The CBA worked closely with legislators to produce concise and effective probate code amendments. SB 22-092 clarified how property passes when a decedent dies without a will and the estate does not pass to a surviving spouse or designated beneficiary pursuant to existing law. In that situation, it details how intestate succession is distributed. This bill garnered broad support and passed easily through both chambers to be signed by the Governor.
The history of uniform voidable transactions legislation dates back almost a decade at the state legislature. Amid disagreement about how to best approach the subject, the CBA was able to build a consensus and get a Uniform Law bill introduced in 2022. Unfortunately, the national Uniform Law Commission took the position that the bill didn’t fit its nationally established guidelines for Uniform Laws, and it was postponed indefinitely. However, we continue to pursue this bill and explore how to incorporate it into our 2023 legislative agenda.

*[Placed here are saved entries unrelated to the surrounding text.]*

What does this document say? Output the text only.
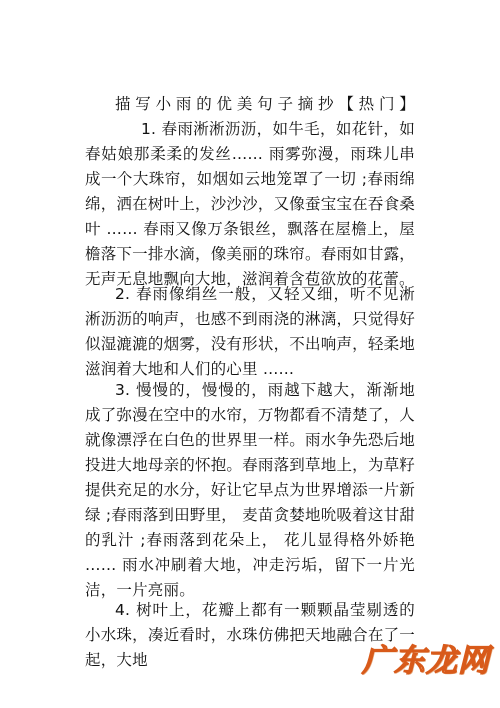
描写小雨的优美句子摘抄【热门】1. 春雨淅淅沥沥，如牛毛，如花针，如春姑娘那柔柔的发丝…… 雨雾弥漫，雨珠儿串成一个大珠帘，如烟如云地笼罩了一切 ;春雨绵绵，洒在树叶上，沙沙沙，又像蚕宝宝在吞食桑叶 …… 春雨又像万条银丝，飘落在屋檐上，屋檐落下一排水滴，像美丽的珠帘。春雨如甘露，无声无息地飘向大地，滋润着含苞欲放的花蕾。

2. 春雨像绢丝一般，又轻又细，听不见淅淅沥沥的响声，也感不到雨浇的淋漓，只觉得好似湿漉漉的烟雾，没有形状，不出响声，轻柔地滋润着大地和人们的心里 ……

3. 慢慢的，慢慢的，雨越下越大，渐渐地成了弥漫在空中的水帘，万物都看不清楚了，人就像漂浮在白色的世界里一样。雨水争先恐后地投进大地母亲的怀抱。春雨落到草地上，为草籽提供充足的水分，好让它早点为世界增添一片新绿 ;春雨落到田野里， 麦苗贪婪地吮吸着这甘甜的乳汁 ;春雨落到花朵上， 花儿显得格外娇艳 …… 雨水冲刷着大地，冲走污垢，留下一片光洁，一片亮丽。

4. 树叶上，花瓣上都有一颗颗晶莹剔透的小水珠，凑近看时，水珠仿佛把天地融合在了一起，大地	广东龙网
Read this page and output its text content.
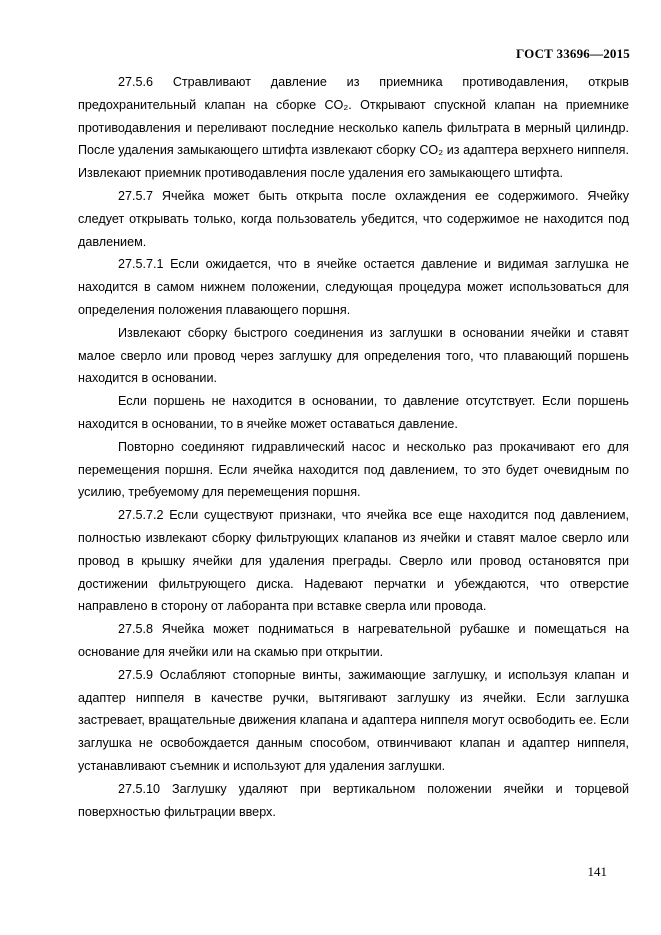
ГОСТ 33696—2015

27.5.6 Стравливают давление из приемника противодавления, открыв предохранительный клапан на сборке CO₂. Открывают спускной клапан на приемнике противодавления и переливают последние несколько капель фильтрата в мерный цилиндр. После удаления замыкающего штифта извлекают сборку CO₂ из адаптера верхнего ниппеля. Извлекают приемник противодавления после удаления его замыкающего штифта.

27.5.7 Ячейка может быть открыта после охлаждения ее содержимого. Ячейку следует открывать только, когда пользователь убедится, что содержимое не находится под давлением.

27.5.7.1 Если ожидается, что в ячейке остается давление и видимая заглушка не находится в самом нижнем положении, следующая процедура может использоваться для определения положения плавающего поршня.

Извлекают сборку быстрого соединения из заглушки в основании ячейки и ставят малое сверло или провод через заглушку для определения того, что плавающий поршень находится в основании.

Если поршень не находится в основании, то давление отсутствует. Если поршень находится в основании, то в ячейке может оставаться давление.

Повторно соединяют гидравлический насос и несколько раз прокачивают его для перемещения поршня. Если ячейка находится под давлением, то это будет очевидным по усилию, требуемому для перемещения поршня.

27.5.7.2 Если существуют признаки, что ячейка все еще находится под давлением, полностью извлекают сборку фильтрующих клапанов из ячейки и ставят малое сверло или провод в крышку ячейки для удаления преграды. Сверло или провод остановятся при достижении фильтрующего диска. Надевают перчатки и убеждаются, что отверстие направлено в сторону от лаборанта при вставке сверла или провода.

27.5.8 Ячейка может подниматься в нагревательной рубашке и помещаться на основание для ячейки или на скамью при открытии.

27.5.9 Ослабляют стопорные винты, зажимающие заглушку, и используя клапан и адаптер ниппеля в качестве ручки, вытягивают заглушку из ячейки. Если заглушка застревает, вращательные движения клапана и адаптера ниппеля могут освободить ее. Если заглушка не освобождается данным способом, отвинчивают клапан и адаптер ниппеля, устанавливают съемник и используют для удаления заглушки.

27.5.10 Заглушку удаляют при вертикальном положении ячейки и торцевой поверхностью фильтрации вверх.

141
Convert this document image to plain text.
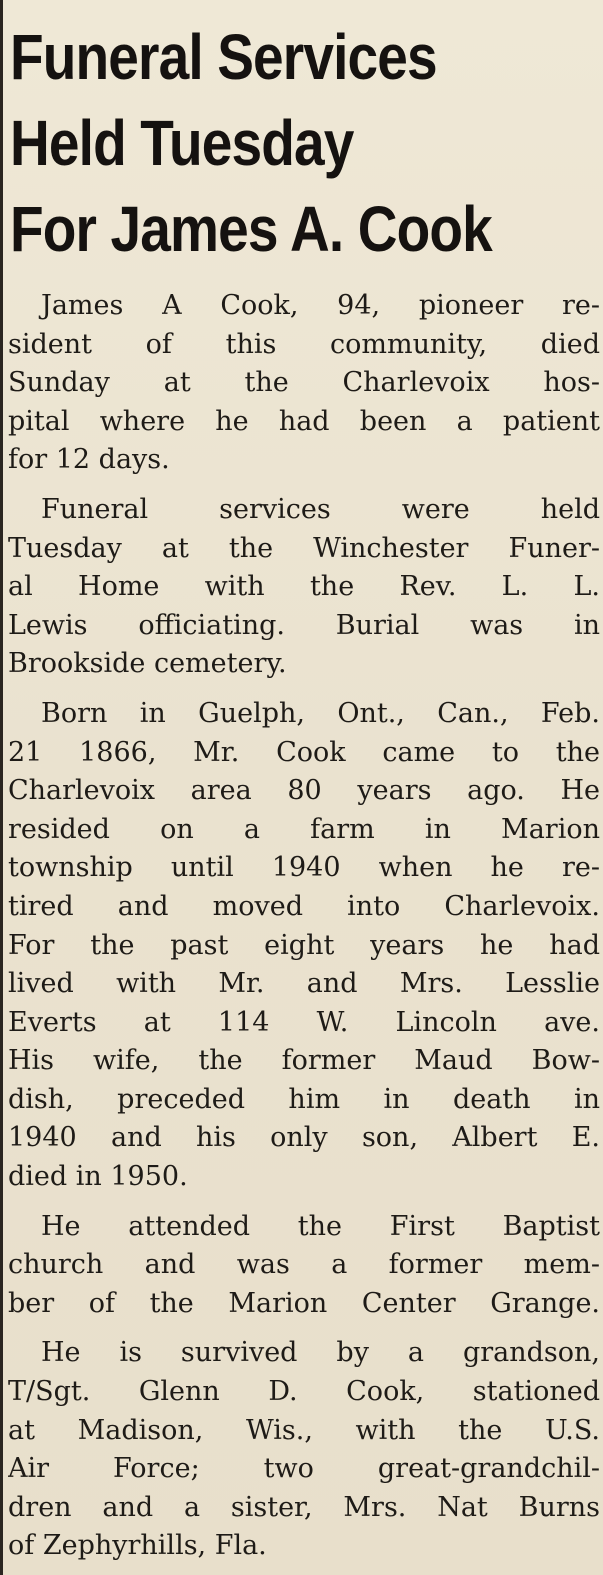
Funeral Services
Held Tuesday
For James A. Cook

James A Cook, 94, pioneer re-
sident of this community, died
Sunday at the Charlevoix hos-
pital where he had been a patient
for 12 days.

Funeral services were held
Tuesday at the Winchester Funer-
al Home with the Rev. L. L.
Lewis officiating. Burial was in
Brookside cemetery.

Born in Guelph, Ont., Can., Feb.
21 1866, Mr. Cook came to the
Charlevoix area 80 years ago. He
resided on a farm in Marion
township until 1940 when he re-
tired and moved into Charlevoix.
For the past eight years he had
lived with Mr. and Mrs. Lesslie
Everts at 114 W. Lincoln ave.
His wife, the former Maud Bow-
dish, preceded him in death in
1940 and his only son, Albert E.
died in 1950.

He attended the First Baptist
church and was a former mem-
ber of the Marion Center Grange.

He is survived by a grandson,
T/Sgt. Glenn D. Cook, stationed
at Madison, Wis., with the U.S.
Air Force; two great-grandchil-
dren and a sister, Mrs. Nat Burns
of Zephyrhills, Fla.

The Colorado Women’s Bar Association (CWBA) identified a need to ensure that Colorado workers are sufficiently protected by existing discrimination laws. Of its many significant changes, the bill redefined the time within which the Civil Rights Commission may consider a complaint. Instead of 270 days, with the possibility of granting parties an additional 180-day extension, the Commission now has 450 days to act or lose jurisdiction over the complaint. Additionally, HB 22-1367 expanded the definition of employee to include domestic workers. The CBA followed the CWBA’s lead and supported the bill. It received overwhelming support and was sent to the Governor, but as of this writing no further action has been taken.
SB 22-201 received widespread media coverage. It tackled the challenging task of amending the judicial discipline process. The bill secured independent funding for the Commission on Judicial Discipline and creating an interim committee, two critical initial tasks. The CBA, along with the diversity bar associations, provided input as the bill developed. While there were many amendments to and versions of the bill, the final passed version represented the collective efforts of bill sponsors, bar associations, and the CBA. SB 22-201 is an important first step toward change in the judicial discipline process. Work in this area remains ongoing, and the CBA is currently engaging stakeholders and legislators to help develop sound policies.
Looking Forward to 2023
In 2022, the CBA built on its previous work in creating and maintaining long-lasting and fruitful relationships at the Capitol. This organizational effort is only possible with the commitment and support of our members.
As we move forward into the already developing 2023 session, the CBA’s legislative team encourages you to connect with your sections and get involved. The CBA remains dedicated to promoting all Colorado attorneys and welcomes renewed and new engagement from our community.
1. Coltrain, “How crime, Polis, and a workforce shortage shaped Colorado lawmaking in 2022: This is the legislature’s brain on election year,” Denver Post (May 12, 2022), https://www.denverpost.com/2022/05/12/colorado-2022-legislative-session-analysis.
The CBA closely monitored 37 bills and took a formal position on 18 of them. We drafted three of those 18 bills and made 10 appearances concerning them before legislative committees to provide testimony.